Dream Team is II much down stretch


TORONTO -- Russian coach Sergei Belov played on the 1972 Soviet Union Olympic team that shocked the United States to win the gold medal, so he knew exactly how to pump his players up for last night's game against Dream Team II.

"The players we face are not superhuman -- top-notch professionals -- but human," Belov said. "Once on the court, there would be five-on-five on each side."

With that plan in mind, Russia did the unthinkable in last night's final quarterfinal game at the World Championship of Basketball -- almost playing even with the Dream Team. But reality sank in in the second half in the form of Shaquille O'Neal and Joe Dumars, who lifted the Dream Team to a 111-94 win before 27,083 at SkyDome.

The medal round is next for the Dream Team, which will face Greece in a semifinal today.

Croatia, an 81-55 winner over Greece yesterday, will face Russia.

Boston Celtics forward Dino Radja dominated inside, getting 27 points and 10 rebounds for Croatia, which closed the game with a 21-6 run. Stojan Vrankovic had 12 points and 12 rebounds. Fanis Christodoulo led Greece with 12 points.

O'Neal scored 21 points and Dumars 20, as the Dream Team improved to 6-0 in the tournament. But after 50-point wins against Australia and Puerto Rico, the Dream Team was forced to bear down.

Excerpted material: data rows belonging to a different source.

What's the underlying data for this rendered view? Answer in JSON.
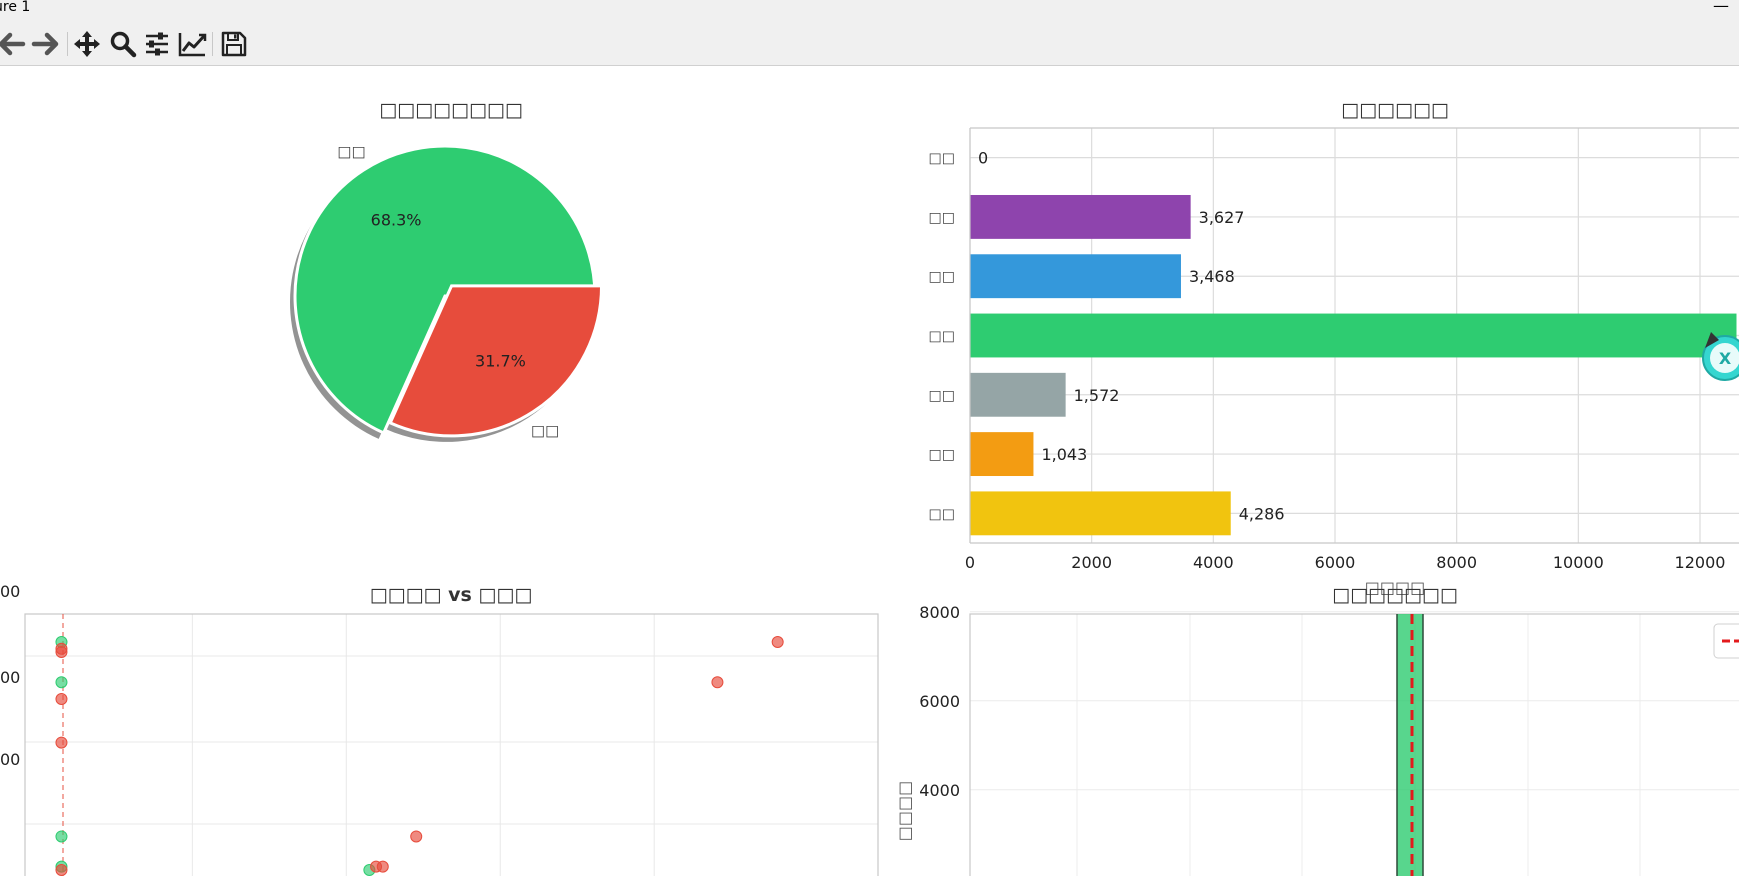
{
  "window": {
    "title": "ure 1",
    "minimize_glyph": "—"
  },
  "toolbar": {
    "buttons": [
      {
        "name": "back",
        "icon": "arrow-left-icon"
      },
      {
        "name": "forward",
        "icon": "arrow-right-icon"
      },
      {
        "name": "pan",
        "icon": "move-icon"
      },
      {
        "name": "zoom",
        "icon": "magnifier-icon"
      },
      {
        "name": "configure-subplots",
        "icon": "sliders-icon"
      },
      {
        "name": "edit-axis",
        "icon": "line-chart-icon"
      },
      {
        "name": "save",
        "icon": "floppy-disk-icon"
      }
    ]
  },
  "chart_data": [
    {
      "type": "pie",
      "title": "□□□□□□□□",
      "slices": [
        {
          "label": "□□",
          "value": 68.3,
          "pct_label": "68.3%",
          "color": "#2ecc71"
        },
        {
          "label": "□□",
          "value": 31.7,
          "pct_label": "31.7%",
          "color": "#e74c3c"
        }
      ],
      "shadow": true,
      "explode_second": true
    },
    {
      "type": "bar",
      "orientation": "horizontal",
      "title": "□□□□□□",
      "categories": [
        "□□",
        "□□",
        "□□",
        "□□",
        "□□",
        "□□",
        "□□"
      ],
      "values": [
        0,
        3627,
        3468,
        12600,
        1572,
        1043,
        4286
      ],
      "value_labels": [
        "0",
        "3,627",
        "3,468",
        "",
        "1,572",
        "1,043",
        "4,286"
      ],
      "colors": [
        "#2ecc71",
        "#8e44ad",
        "#3498db",
        "#2ecc71",
        "#95a5a6",
        "#f39c12",
        "#f1c40f"
      ],
      "xlabel": "□□□□",
      "xticks": [
        0,
        2000,
        4000,
        6000,
        8000,
        10000,
        12000
      ],
      "xtick_labels": [
        "0",
        "2000",
        "4000",
        "6000",
        "8000",
        "10000",
        "12000"
      ],
      "xlim": [
        0,
        12400
      ],
      "grid": true
    },
    {
      "type": "scatter",
      "title": "□□□□ vs □□□",
      "ytick_labels": [
        "00",
        "00",
        "00"
      ],
      "grid": true,
      "vline_label": "",
      "series": [
        {
          "color": "#2ecc71",
          "points": [
            [
              0.5,
              8.6
            ],
            [
              0.5,
              7.4
            ],
            [
              0.5,
              2.8
            ],
            [
              0.5,
              1.9
            ],
            [
              5.1,
              1.8
            ]
          ]
        },
        {
          "color": "#e74c3c",
          "points": [
            [
              0.5,
              8.4
            ],
            [
              0.5,
              8.3
            ],
            [
              0.5,
              6.9
            ],
            [
              0.5,
              5.6
            ],
            [
              0.5,
              1.8
            ],
            [
              5.2,
              1.9
            ],
            [
              5.3,
              1.9
            ],
            [
              5.8,
              2.8
            ],
            [
              11.2,
              8.6
            ],
            [
              10.3,
              7.4
            ]
          ]
        }
      ]
    },
    {
      "type": "bar",
      "title": "□□□□□□□",
      "ylabel": "□□□□",
      "yticks": [
        4000,
        6000,
        8000
      ],
      "ytick_labels": [
        "4000",
        "6000",
        "8000"
      ],
      "bars": [
        {
          "x": 0.495,
          "value": 8850,
          "color": "#2ecc71"
        }
      ],
      "vline": {
        "x": 0.5,
        "color": "#e31a1c",
        "style": "dashed"
      },
      "legend": {
        "location": "top-right",
        "entries": [
          {
            "color": "#e31a1c",
            "style": "dashed",
            "label": ""
          }
        ]
      },
      "grid": true
    }
  ],
  "overlay": {
    "icon": "mascot-icon"
  }
}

"It was clear in the first half that we had to play good basketball for a long period of time," said Dream Team coach Don Nelson. "It was good for us to go through those moments where everything was difficult."

Those difficult moments came when the Russians shook off a 10-point deficit to take a 30-28 lead on a three-pointer by Dergei Bazarevich with 9:36 left in the first half -- the latest the Dream Team has trailed in the tournament. It was enough to force Nelson to abandon his freestyle substitution pattern.

By halftime, the Dream Team's lead was just 52-44. The Dream Team missed 22 of 42 shots in the half.

"We knew that they played hard. They rebounded well, and they had their big guys making outside shots," Nelson said. "I thought they had a good game plan."

So, Nelson was forced to go with what he considers his strongest lineup to start the second half, playing O'Neal and Shawn Kemp up front, with a three-guard rotation of Dumars, Reggie Miller and Kevin Johnson.

Still, the Russians were able to pull to within five when Mikhail Mikhailov scored on layup that cut the Dream Team's lead to 56-51.

But O'Neal became too much of an obstacle for Russia, which had just one player over 7 feet. O'Neal scored 11 points during a 17-6 run, with all five of his field goals during the span coming from no farther than three feet away.

O'Neal's inside dominance opened up the outside shooters. Dumars scored 15 of his points in the second half, including three three-pointers, to help the Dream Team break open the game.

"Joe Dumars did an outstanding job on both ends of the court," Nelson said. "We owe this game to him. We really needed it."

Dumars, who did not play in Wednesday's game against Puerto Rico, said he enjoyed the challenge of playing against the disciplined Russian team.

"I thought they were a smart team," Dumars said. "They really make you play pure basketball, and I enjoy that."

And O'Neal played his usual power game.

"There nothing you can do with Shaq in the NBA, let alone international play," Johnson said. "Our jump shots from the perimeter weren't falling, so we made up an alternate game plan."

That Shaq game plan was one that Belov, who complained about what he called "illegal" activities that the Dream Team gets away with, could not counter.

"We did have a plan," Belov said of playing against O'Neal. "Unfortunately, we didn't have the players to carry out the plan. We have to be realistic."